Leah McGuirk came forward in 2018, after she said her drink was drugged at an Uptown bar.

She discovered in North Carolina, there’s no clear law against drugging someone’s drink.

“It should be common sense that it would be a felony to drug someone without their consent,” she told WBTV Wednesday.

This creates one of the loopholes when it comes to sexual assault laws that McGuirk discovered in the last year. She now wants to close them, and has a team of non-partisan state lawmakers in Raleigh alongside her.

“Right now, we have a statute that makes drugging or adding some sort of foreign substance to someone’s food illegal,” Rep.

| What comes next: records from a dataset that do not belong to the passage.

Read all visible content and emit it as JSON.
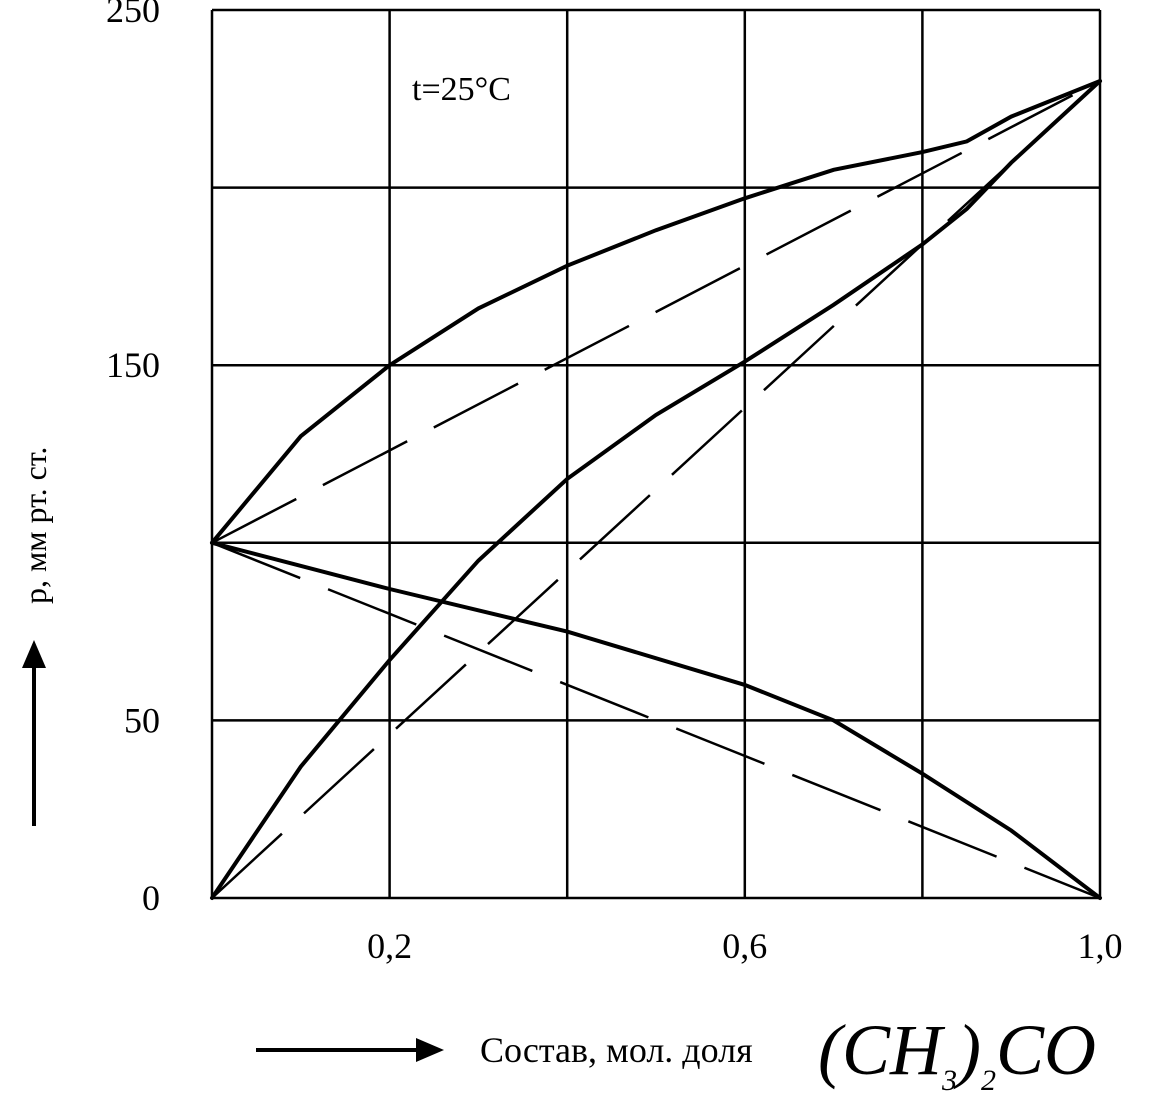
{
  "chart_data": {
    "type": "line",
    "annotation": "t=25°C",
    "ylabel": "p, мм рт. ст.",
    "xlabel": "Состав, мол. доля",
    "xlabel_formula": {
      "open": "(CH",
      "sub1": "3",
      "close": ")",
      "sub2": "2",
      "tail": "CO"
    },
    "xlim": [
      0,
      1.0
    ],
    "ylim": [
      0,
      250
    ],
    "x_ticks": [
      {
        "value": 0.2,
        "label": "0,2"
      },
      {
        "value": 0.6,
        "label": "0,6"
      },
      {
        "value": 1.0,
        "label": "1,0"
      }
    ],
    "y_ticks": [
      {
        "value": 0,
        "label": "0"
      },
      {
        "value": 50,
        "label": "50"
      },
      {
        "value": 150,
        "label": "150"
      },
      {
        "value": 250,
        "label": "250"
      }
    ],
    "grid_x": [
      0,
      0.2,
      0.4,
      0.6,
      0.8,
      1.0
    ],
    "grid_y": [
      0,
      50,
      100,
      150,
      200,
      250
    ],
    "grid": true,
    "series": [
      {
        "style": "solid",
        "points": [
          [
            0,
            100
          ],
          [
            0.1,
            130
          ],
          [
            0.2,
            150
          ],
          [
            0.3,
            166
          ],
          [
            0.4,
            178
          ],
          [
            0.5,
            188
          ],
          [
            0.6,
            197
          ],
          [
            0.7,
            205
          ],
          [
            0.8,
            210
          ],
          [
            0.85,
            213
          ],
          [
            0.9,
            220
          ],
          [
            1.0,
            230
          ]
        ]
      },
      {
        "style": "solid",
        "points": [
          [
            0,
            0
          ],
          [
            0.1,
            37
          ],
          [
            0.2,
            67
          ],
          [
            0.3,
            95
          ],
          [
            0.4,
            118
          ],
          [
            0.5,
            136
          ],
          [
            0.6,
            151
          ],
          [
            0.7,
            167
          ],
          [
            0.8,
            184
          ],
          [
            0.85,
            194
          ],
          [
            0.9,
            207
          ],
          [
            1.0,
            230
          ]
        ]
      },
      {
        "style": "solid",
        "points": [
          [
            0,
            100
          ],
          [
            0.2,
            87
          ],
          [
            0.4,
            75
          ],
          [
            0.6,
            60
          ],
          [
            0.7,
            50
          ],
          [
            0.8,
            35
          ],
          [
            0.9,
            19
          ],
          [
            1.0,
            0
          ]
        ]
      },
      {
        "style": "dashed",
        "points": [
          [
            0,
            100
          ],
          [
            1.0,
            230
          ]
        ]
      },
      {
        "style": "dashed",
        "points": [
          [
            0,
            0
          ],
          [
            1.0,
            230
          ]
        ]
      },
      {
        "style": "dashed",
        "points": [
          [
            0,
            100
          ],
          [
            1.0,
            0
          ]
        ]
      }
    ]
  }
}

Chaz Beasley said Wednesday. “And this expands that to make sure that drinks are also included.”

“This” is the newly introduced House Bill 393.

In addition to drink tampering, it also holds sexual assailants accountable for taking advantage of people already impaired.

“I feel like it’s helping a larger dialog in our state and hopefully in our nation as well,” McGuirk said.

The bill also protects children, more clearly defining what a “caretaker” is, to include someone who is dating a child’s parent. That way, if that person abuses the child, the state could step in.

Lawmakers also want to change phrasing within these sexual assault laws, altering “forcible” rape and “forcible” assault to “rape” and “assault.”

They say this could make language used in the justice system more consistent with today’s world.